Happiness and gravy
I’ve been thinking a lot about happiness and gravy... and expectations. And not just because gravy (even vegan gravy) is delicious.
People are always telling me that I seem really content with my life. Granted, it’s been fairly easy (I wasn’t born in a country at war, my family had enough money to clothe and feed me, I mostly have my health, and I’ve found a way to make a living off of my creativity). My life isn’t without some struggles and loss though. That’s unavoidable, regardless of who you are.
Sometimes folks ask me what my expectations are with my business or product launches.
My answer is always that I expect very little from anything I do.
When I released my first book I hoped to sell 12 copies. 12. With Creative Class (my first course) I hoped to make a few thousand bucks over a year, to give me extra money on top of my freelancing revenue. And I was just as stoked with this mailing list when it hit 146 subscribers as I am about it now.
This is not because I’m a pessimist, not because I don’t believe in myself and certainly not because of some reverse entitlement or guilt.
My expectations are low because I consider anything beyond a little bit of success to be gravy. Sweet, delicious gravy.
I think about success like a scale with a start and end point. If the left is failure (i.e. a product launch that has zero sales) and the right is winning (not even sure how to quantify that… all of the sales, perhaps?), then somewhere in between is the point where I’m content with things and the rest is gravy. In fact, that contentment point is only slightly past the left edge.
The reason I set the bar so low is because I don’t want to hinge my life, my happiness or my feelings of worth on any given launch or product or thing I do for work. Especially since launches are mostly out of my control and good ones are the result of a billion tiny things going right. Outcomes like a successful launch rely on external factors and other people. That’s not a safe place to draw worth from.
I require very little from what I do to make me happy or content. Past that point (which is mostly a point chosen that covers my costs), the rest is gravy. Meaning, further success is just a bonus. Your meal is what you sustains you. Gravy isn’t required, but it’s nice when you can add it on top of something.

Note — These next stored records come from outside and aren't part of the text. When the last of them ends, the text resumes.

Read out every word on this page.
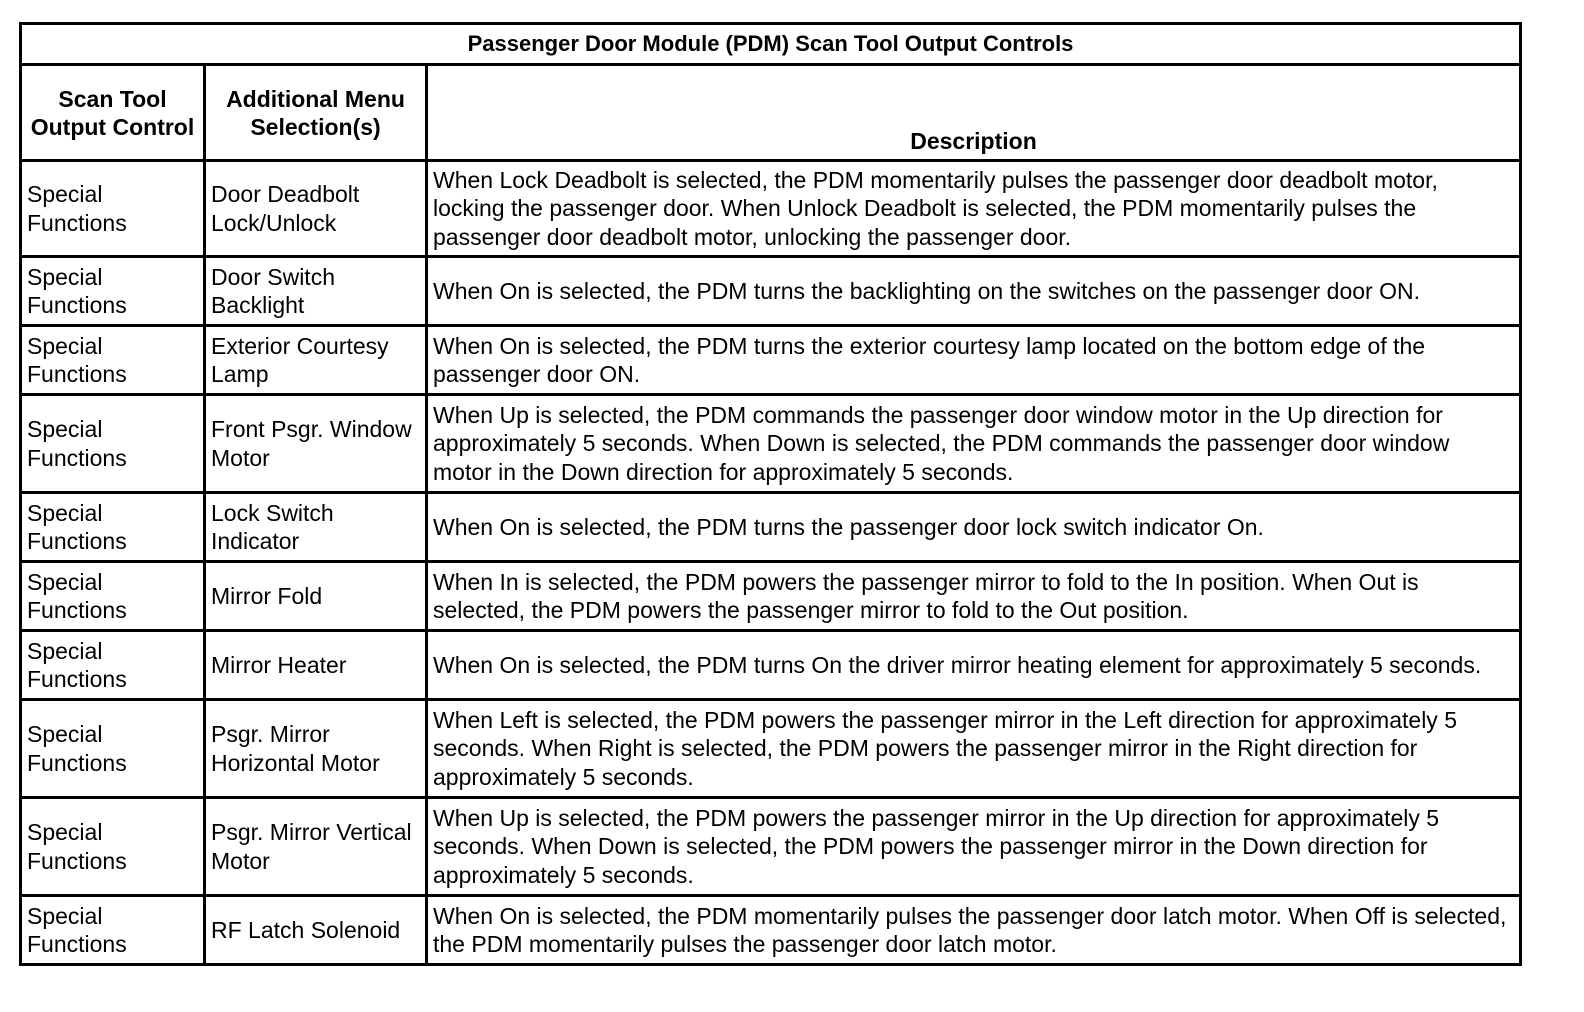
Passenger Door Module (PDM) Scan Tool Output Controls		
Scan Tool Output Control	Additional Menu Selection(s)	Description
Special Functions	Door Deadbolt Lock/Unlock	When Lock Deadbolt is selected, the PDM momentarily pulses the passenger door deadbolt motor, locking the passenger door. When Unlock Deadbolt is selected, the PDM momentarily pulses the passenger door deadbolt motor, unlocking the passenger door.
Special Functions	Door Switch Backlight	When On is selected, the PDM turns the backlighting on the switches on the passenger door ON.
Special Functions	Exterior Courtesy Lamp	When On is selected, the PDM turns the exterior courtesy lamp located on the bottom edge of the passenger door ON.
Special Functions	Front Psgr. Window Motor	When Up is selected, the PDM commands the passenger door window motor in the Up direction for approximately 5 seconds. When Down is selected, the PDM commands the passenger door window motor in the Down direction for approximately 5 seconds.
Special Functions	Lock Switch Indicator	When On is selected, the PDM turns the passenger door lock switch indicator On.
Special Functions	Mirror Fold	When In is selected, the PDM powers the passenger mirror to fold to the In position. When Out is selected, the PDM powers the passenger mirror to fold to the Out position.
Special Functions	Mirror Heater	When On is selected, the PDM turns On the driver mirror heating element for approximately 5 seconds.
Special Functions	Psgr. Mirror Horizontal Motor	When Left is selected, the PDM powers the passenger mirror in the Left direction for approximately 5 seconds. When Right is selected, the PDM powers the passenger mirror in the Right direction for approximately 5 seconds.
Special Functions	Psgr. Mirror Vertical Motor	When Up is selected, the PDM powers the passenger mirror in the Up direction for approximately 5 seconds. When Down is selected, the PDM powers the passenger mirror in the Down direction for approximately 5 seconds.
Special Functions	RF Latch Solenoid	When On is selected, the PDM momentarily pulses the passenger door latch motor. When Off is selected, the PDM momentarily pulses the passenger door latch motor.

This doesn’t mean I don’t get angry, lose my mind or stress-the-hell out sometimes. Because that totally happens (especially ON launch days). It just means that over-all and on average, I’m more content than feeling those bad things.
I have more fun focusing on the process. Because that’s controllable—if you like what you’re doing outside of the results, then you’re going to like what you’re doing regardless of those results. Enjoying what you’re working on? Then KEEP DOING IT. Positive outcomes are great, but they’re just gravy on an already-delicious meal.
Which do you focus on, the process or the outcome?
If you’re not sure, consider your self-talk. Do you say:
- What if this fails?
- What if in doing this, I’m thought of as a fraud?
- What if this doesn’t make 5 or 6 figures in revenue?
- I really enjoy doing this sort of work.
- I’m stoked to be consumed by making what I’m making!
There’s obviously a huge difference, yes? The first way of thinking is outcome-based (and can lead you to not even starting something) and the second is process-based (where any positive outcome is really just gravy).
Developing a mindset that attaches some worth to the effort you put into something makes the process enjoyable and rewarding. Otherwise, it’s too difficult to start (let alone finish and launch) what you’re working on.
A lot of times people confuse being content with not being driven. This logic is flawed though - because contentment means I’m happy with where things are at right now but still endlessly strive to do more, to create more and to make the things I’ve made even better. The contentment is what drives me forward to want to do more things. (Like a jetpack!)
Things won’t always go right. Which is a nice way of saying that sometimes life is going to shit on your face or your mind is going run off to become a ninja. But with a low enough bar, those obstacles are overcome-able. And the wins, even the tiny ones, those just become delicious gravy.